Et c'est bien là le problème. Certains produits vendus chez Cazorla ne bénéficient pas d'autorisation de mise sur le marché (AMM) en France. Leur composition chimique ne correspond pas aux normes en vigueur dans notre pays.
Nous nous sommes rendus chez Cazorla avec la liste des produits homologués en France qu'ils proposent à la vente. Pourtant, sur place, c'est leur équivalent "contrefaits" qui nous ont été vendus ! Ces produits qu'on nous a présentés comme étant en tout point semblable aux originaux présentent des différences dans leur formulation chimique. Pour les agriculteurs "raisonnés" cela représente un vrai danger pour les sols, les nappes phréatiques et les consommateurs !
C'est également le point de vue que partage Jean-Charles Bocquet, Directeur de l'UIPP (Union des Industries de la Protection des Plantes) et invité sur notre plateau : "Pour nous c'est vraiment de la délinquance sanitaire car il peut y avoir, dans ces produits frauduleux, des impuretés qui vont entraîner la destruction des cultures". Le manque à gagner est donc énorme pour les agriculteurs, mais pas seulement. Les industriels de la filière phytosanitaire estiment que leurs pertes, au niveau européen, se chiffre entre 5 et 10% d'un marché d'environ 10 milliards d'euros. « Dans certaines régions et particulièrement dans le sud de la France cela peut atteindre 20% du marché en viticulture et sur les cultures vivrières" ajoute Jean-Charles Bocquet.
Les produits phytosanitaires homologués sont-ils trop chers ? C'est l'argument des Jeunes Agriculteurs du Gard. Ce syndicat a, ces dernières années, multiplié les coups d'éclat pour attirer l'attention des pouvoirs publics sur le manque d'harmonisation européenne en matière de produits phytosanitaires. Pour Jean-Charles Bocquet, l'argument ne tient pas vraiment la route : "Les produits sont chers pour les agriculteurs, par contre ils leur permettent d'améliorer et de sécuriser leurs rendements. Un produit c'est 10 années d'études et 200 millions d'euros d'investissements pour entraîner les effets éventuels sur la santé et environnement".
Un travail de recherche sapé par la "contrebande" estime le directeur de l'UIPP qui en appelle aux autorités françaises : "Aujourd'huila distribution, les fournisseurs, la filière agricole responsable se mobilisent pour demander aux autorités soit d'accélérer les contrôles, soit d'appliquer la nouvelle réglementation européenne qui va justement réguler encore plus ces échanges parallèles. Parce que le commerce parallèle est tout à fait possible et nous le respectons, dans la mesure où c'est un commerce qui respecte la loi et qui ne met pas en péril la sécurité et la santé des consommateurs".

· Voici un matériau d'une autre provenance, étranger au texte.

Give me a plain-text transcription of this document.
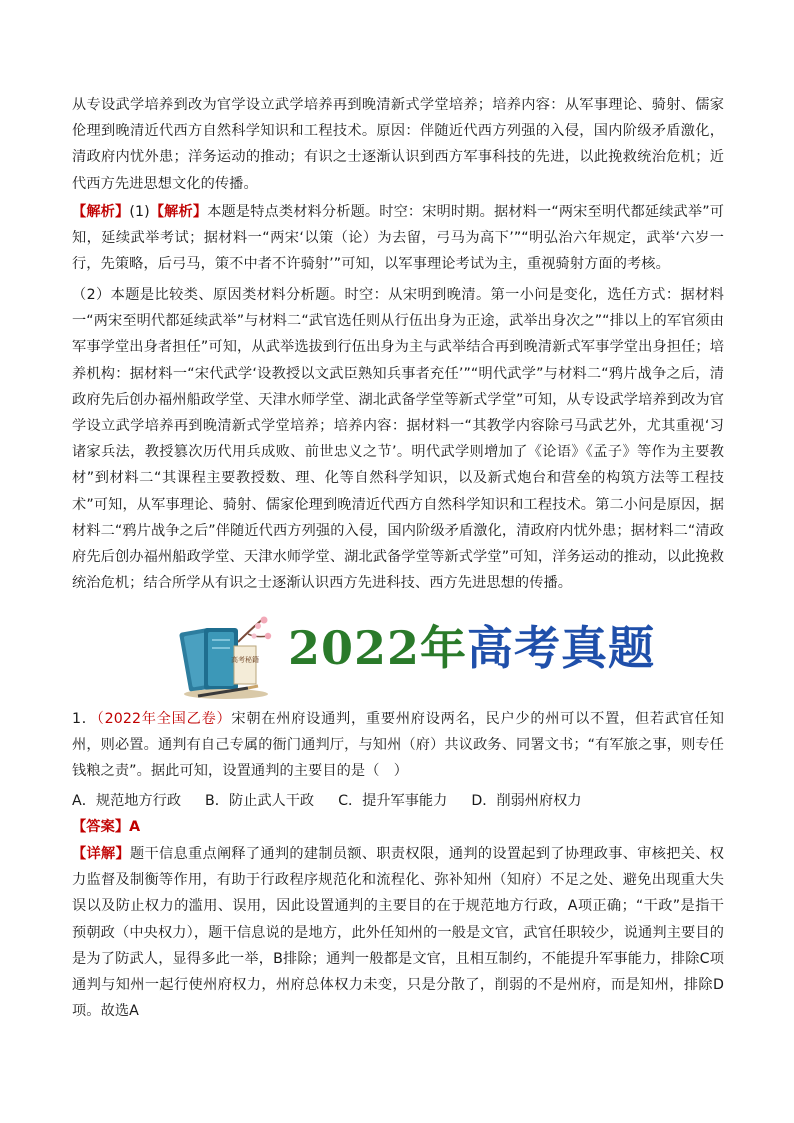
从专设武学培养到改为官学设立武学培养再到晚清新式学堂培养；培养内容：从军事理论、骑射、儒家伦理到晚清近代西方自然科学知识和工程技术。原因：伴随近代西方列强的入侵，国内阶级矛盾激化，清政府内忧外患；洋务运动的推动；有识之士逐渐认识到西方军事科技的先进，以此挽救统治危机；近代西方先进思想文化的传播。

【解析】(1)【解析】本题是特点类材料分析题。时空：宋明时期。据材料一“两宋至明代都延续武举”可知，延续武举考试；据材料一“两宋‘以策（论）为去留，弓马为高下’”“明弘治六年规定，武举‘六岁一行，先策略，后弓马，策不中者不许骑射’”可知，以军事理论考试为主，重视骑射方面的考核。

（2）本题是比较类、原因类材料分析题。时空：从宋明到晚清。第一小问是变化，选任方式：据材料一“两宋至明代都延续武举”与材料二“武官选任则从行伍出身为正途，武举出身次之”“排以上的军官须由军事学堂出身者担任”可知，从武举选拔到行伍出身为主与武举结合再到晚清新式军事学堂出身担任；培养机构：据材料一“宋代武学‘设教授以文武臣熟知兵事者充任’”“明代武学”与材料二“鸦片战争之后，清政府先后创办福州船政学堂、天津水师学堂、湖北武备学堂等新式学堂”可知，从专设武学培养到改为官学设立武学培养再到晚清新式学堂培养；培养内容：据材料一“其教学内容除弓马武艺外，尤其重视‘习诸家兵法，教授篡次历代用兵成败、前世忠义之节’。明代武学则增加了《论语》《孟子》等作为主要教材”到材料二“其课程主要教授数、理、化等自然科学知识，以及新式炮台和营垒的构筑方法等工程技术”可知，从军事理论、骑射、儒家伦理到晚清近代西方自然科学知识和工程技术。第二小问是原因，据材料二“鸦片战争之后”伴随近代西方列强的入侵，国内阶级矛盾激化，清政府内忧外患；据材料二“清政府先后创办福州船政学堂、天津水师学堂、湖北武备学堂等新式学堂”可知，洋务运动的推动，以此挽救统治危机；结合所学从有识之士逐渐认识西方先进科技、西方先进思想的传播。

高考秘籍 2022年高考真题

1．（2022年全国乙卷）宋朝在州府设通判，重要州府设两名，民户少的州可以不置，但若武官任知州，则必置。通判有自己专属的衙门通判厅，与知州（府）共议政务、同署文书；“有军旅之事，则专任钱粮之责”。据此可知，设置通判的主要目的是（　）

A．规范地方行政 B．防止武人干政 C．提升军事能力 D．削弱州府权力

【答案】A

【详解】题干信息重点阐释了通判的建制员额、职责权限，通判的设置起到了协理政事、审核把关、权力监督及制衡等作用，有助于行政程序规范化和流程化、弥补知州（知府）不足之处、避免出现重大失误以及防止权力的滥用、误用，因此设置通判的主要目的在于规范地方行政，A项正确；“干政”是指干预朝政（中央权力），题干信息说的是地方，此外任知州的一般是文官，武官任职较少，说通判主要目的是为了防武人，显得多此一举，B排除；通判一般都是文官，且相互制约，不能提升军事能力，排除C项通判与知州一起行使州府权力，州府总体权力未变，只是分散了，削弱的不是州府，而是知州，排除D项。故选A
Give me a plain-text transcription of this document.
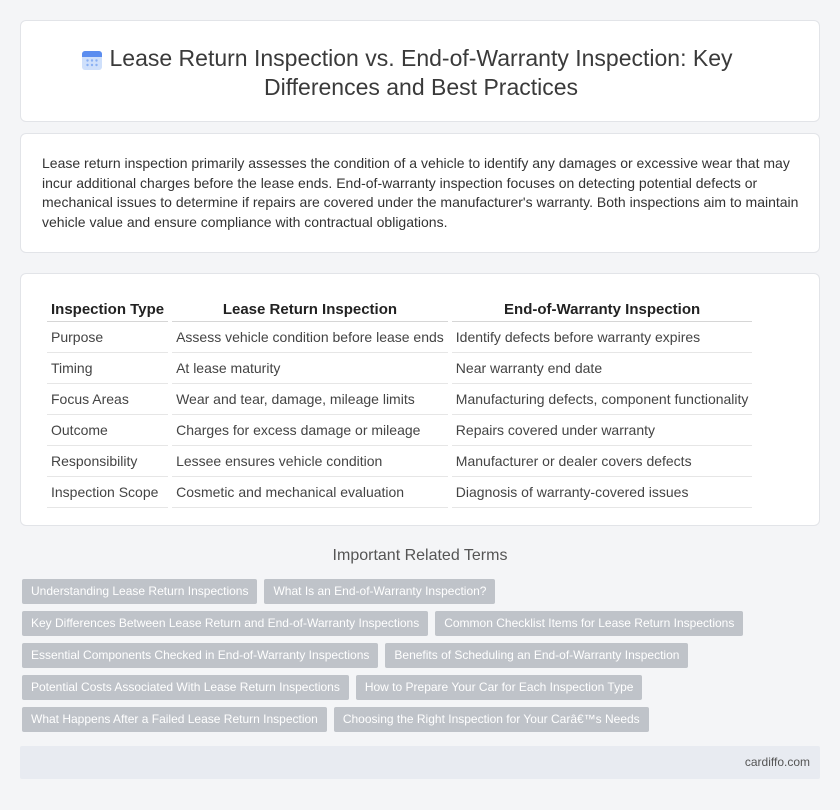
Lease Return Inspection vs. End-of-Warranty Inspection: Key
Differences and Best Practices

Lease return inspection primarily assesses the condition of a vehicle to identify any damages or excessive wear that may incur additional charges before the lease ends. End-of-warranty inspection focuses on detecting potential defects or mechanical issues to determine if repairs are covered under the manufacturer's warranty. Both inspections aim to maintain vehicle value and ensure compliance with contractual obligations.

Inspection Type	Lease Return Inspection	End-of-Warranty Inspection
Purpose	Assess vehicle condition before lease ends	Identify defects before warranty expires
Timing	At lease maturity	Near warranty end date
Focus Areas	Wear and tear, damage, mileage limits	Manufacturing defects, component functionality
Outcome	Charges for excess damage or mileage	Repairs covered under warranty
Responsibility	Lessee ensures vehicle condition	Manufacturer or dealer covers defects
Inspection Scope	Cosmetic and mechanical evaluation	Diagnosis of warranty-covered issues
Important Related Terms
Understanding Lease Return Inspections	What Is an End-of-Warranty Inspection?
Key Differences Between Lease Return and End-of-Warranty Inspections	Common Checklist Items for Lease Return Inspections
Essential Components Checked in End-of-Warranty Inspections	Benefits of Scheduling an End-of-Warranty Inspection
Potential Costs Associated With Lease Return Inspections	How to Prepare Your Car for Each Inspection Type
What Happens After a Failed Lease Return Inspection	Choosing the Right Inspection for Your Carâ€™s Needs
cardiffo.com
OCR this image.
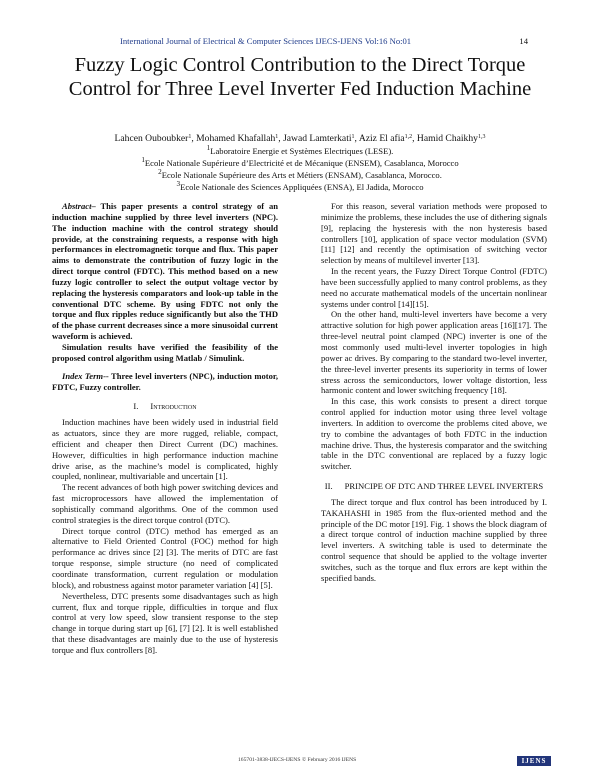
International Journal of Electrical & Computer Sciences IJECS-IJENS Vol:16 No:01	14
Fuzzy Logic Control Contribution to the Direct Torque Control for Three Level Inverter Fed Induction Machine
Lahcen Ouboubker$^1$, Mohamed Khafallah$^1$, Jawad Lamterkati$^1$, Aziz El afia$^{1,2}$, Hamid Chaikhy$^{1,3}$
$^1$Laboratoire Energie et Systèmes Electriques (LESE).
$^1$Ecole Nationale Supérieure d’Electricité et de Mécanique (ENSEM), Casablanca, Morocco
$^2$Ecole Nationale Supérieure des Arts et Métiers (ENSAM), Casablanca, Morocco.
$^3$Ecole Nationale des Sciences Appliquées (ENSA), El Jadida, Morocco

Abstract– This paper presents a control strategy of an induction machine supplied by three level inverters (NPC). The induction machine with the control strategy should provide, at the constraining requests, a response with high performances in electromagnetic torque and flux. This paper aims to demonstrate the contribution of fuzzy logic in the direct torque control (FDTC). This method based on a new fuzzy logic controller to select the output voltage vector by replacing the hysteresis comparators and look-up table in the conventional DTC scheme. By using FDTC not only the torque and flux ripples reduce significantly but also the THD of the phase current decreases since a more sinusoidal current waveform is achieved.

Simulation results have verified the feasibility of the proposed control algorithm using Matlab / Simulink.

Index Term-- Three level inverters (NPC), induction motor, FDTC, Fuzzy controller.

I. Introduction

Induction machines have been widely used in industrial field as actuators, since they are more rugged, reliable, compact, efficient and cheaper then Direct Current (DC) machines. However, difficulties in high performance induction machine drive arise, as the machine’s model is complicated, highly coupled, nonlinear, multivariable and uncertain [1].

The recent advances of both high power switching devices and fast microprocessors have allowed the implementation of sophistically command algorithms. One of the common used control strategies is the direct torque control (DTC).

Direct torque control (DTC) method has emerged as an alternative to Field Oriented Control (FOC) method for high performance ac drives since [2] [3]. The merits of DTC are fast torque response, simple structure (no need of complicated coordinate transformation, current regulation or modulation block), and robustness against motor parameter variation [4] [5].

Nevertheless, DTC presents some disadvantages such as high current, flux and torque ripple, difficulties in torque and flux control at very low speed, slow transient response to the step change in torque during start up [6], [7] [2]. It is well established that these disadvantages are mainly due to the use of hysteresis torque and flux controllers [8].

For this reason, several variation methods were proposed to minimize the problems, these includes the use of dithering signals [9], replacing the hysteresis with the non hysteresis based controllers [10], application of space vector modulation (SVM) [11] [12] and recently the optimisation of switching vector selection by means of multilevel inverter [13].

In the recent years, the Fuzzy Direct Torque Control (FDTC) have been successfully applied to many control problems, as they need no accurate mathematical models of the uncertain nonlinear systems under control [14][15].

On the other hand, multi-level inverters have become a very attractive solution for high power application areas [16][17]. The three-level neutral point clamped (NPC) inverter is one of the most commonly used multi-level inverter topologies in high power ac drives. By comparing to the standard two-level inverter, the three-level inverter presents its superiority in terms of lower stress across the semiconductors, lower voltage distortion, less harmonic content and lower switching frequency [18].

In this case, this work consists to present a direct torque control applied for induction motor using three level voltage inverters. In addition to overcome the problems cited above, we try to combine the advantages of both FDTC in the induction machine drive. Thus, the hysteresis comparator and the switching table in the DTC conventional are replaced by a fuzzy logic switcher.

II. PRINCIPE OF DTC AND THREE LEVEL INVERTERS

The direct torque and flux control has been introduced by I. TAKAHASHI in 1985 from the flux-oriented method and the principle of the DC motor [19]. Fig. 1 shows the block diagram of a direct torque control of induction machine supplied by three level inverters. A switching table is used to determinate the control sequence that should be applied to the voltage inverter switches, such as the torque and flux errors are kept within the specified bands.

165701-3838-IJECS-IJENS © February 2016 IJENS	IJENS
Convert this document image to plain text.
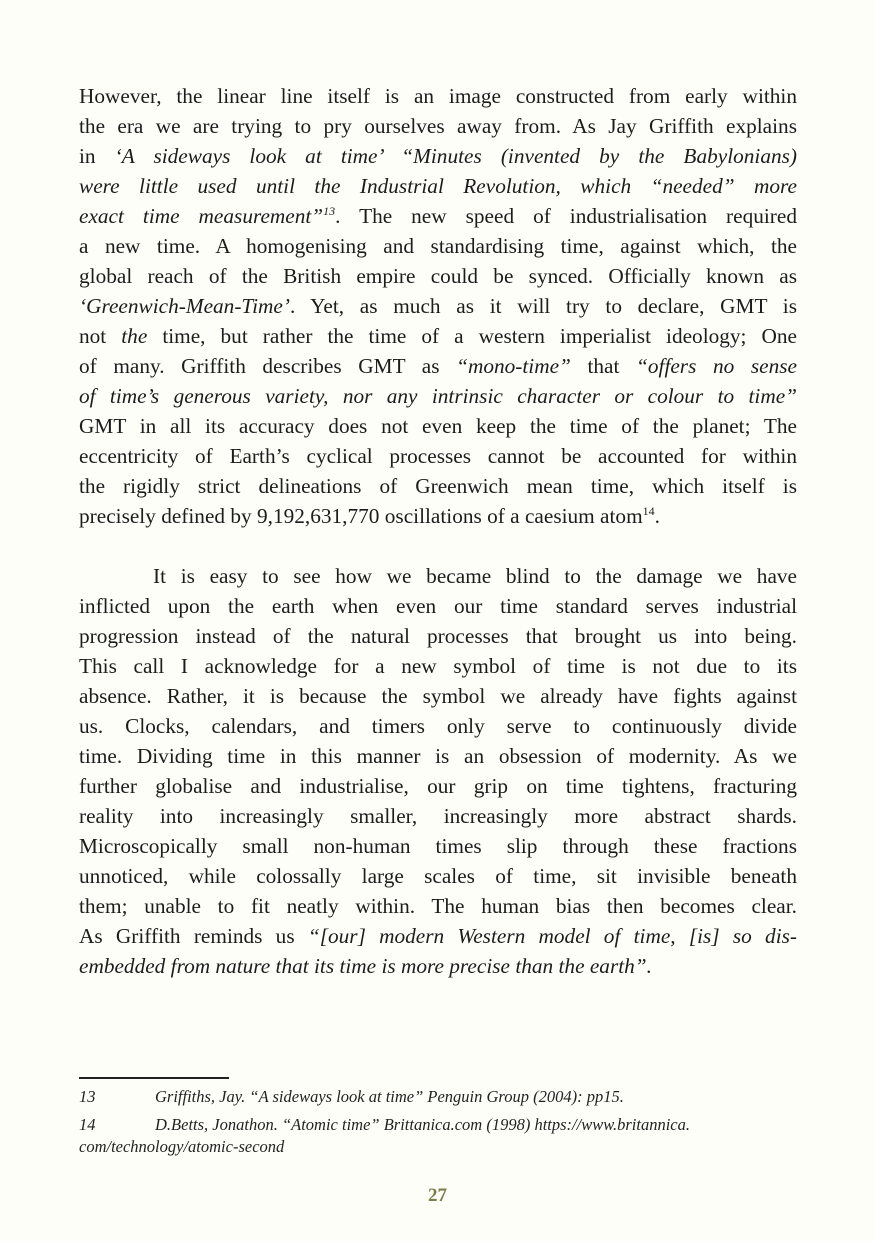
However, the linear line itself is an image constructed from early within
the era we are trying to pry ourselves away from. As Jay Griffith explains
in ‘A sideways look at time’ “Minutes (invented by the Babylonians)
were little used until the Industrial Revolution, which “needed” more
exact time measurement”$^{13}$. The new speed of industrialisation required
a new time. A homogenising and standardising time, against which, the
global reach of the British empire could be synced. Officially known as
‘Greenwich-Mean-Time’. Yet, as much as it will try to declare, GMT is
not the time, but rather the time of a western imperialist ideology; One
of many. Griffith describes GMT as “mono-time” that “offers no sense
of time’s generous variety, nor any intrinsic character or colour to time”
GMT in all its accuracy does not even keep the time of the planet; The
eccentricity of Earth’s cyclical processes cannot be accounted for within
the rigidly strict delineations of Greenwich mean time, which itself is
precisely defined by 9,192,631,770 oscillations of a caesium atom$^{14}$.

It is easy to see how we became blind to the damage we have
inflicted upon the earth when even our time standard serves industrial
progression instead of the natural processes that brought us into being.
This call I acknowledge for a new symbol of time is not due to its
absence. Rather, it is because the symbol we already have fights against
us. Clocks, calendars, and timers only serve to continuously divide
time. Dividing time in this manner is an obsession of modernity. As we
further globalise and industrialise, our grip on time tightens, fracturing
reality into increasingly smaller, increasingly more abstract shards.
Microscopically small non-human times slip through these fractions
unnoticed, while colossally large scales of time, sit invisible beneath
them; unable to fit neatly within. The human bias then becomes clear.
As Griffith reminds us “[our] modern Western model of time, [is] so dis-
embedded from nature that its time is more precise than the earth”.

13	Griffiths, Jay. “A sideways look at time” Penguin Group (2004): pp15.
14	D.Betts, Jonathon. “Atomic time” Brittanica.com (1998) https://www.britannica.
com/technology/atomic-second
27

La société Cazorla, que nous avons contacté, déclare respecter la législation. Elle nous a apporté pour preuve un jugement du tribunal de Montpellier. La décision judiciaire indique qu'un particulier est en droit de s'approvisionner chez eux tant qu'il en fait un usage personnel. Pourtant, d’après l’enquête d’un détective privé, ce sont des camions entiers qui partent de Cazorla pour livrer les agriculteurs français…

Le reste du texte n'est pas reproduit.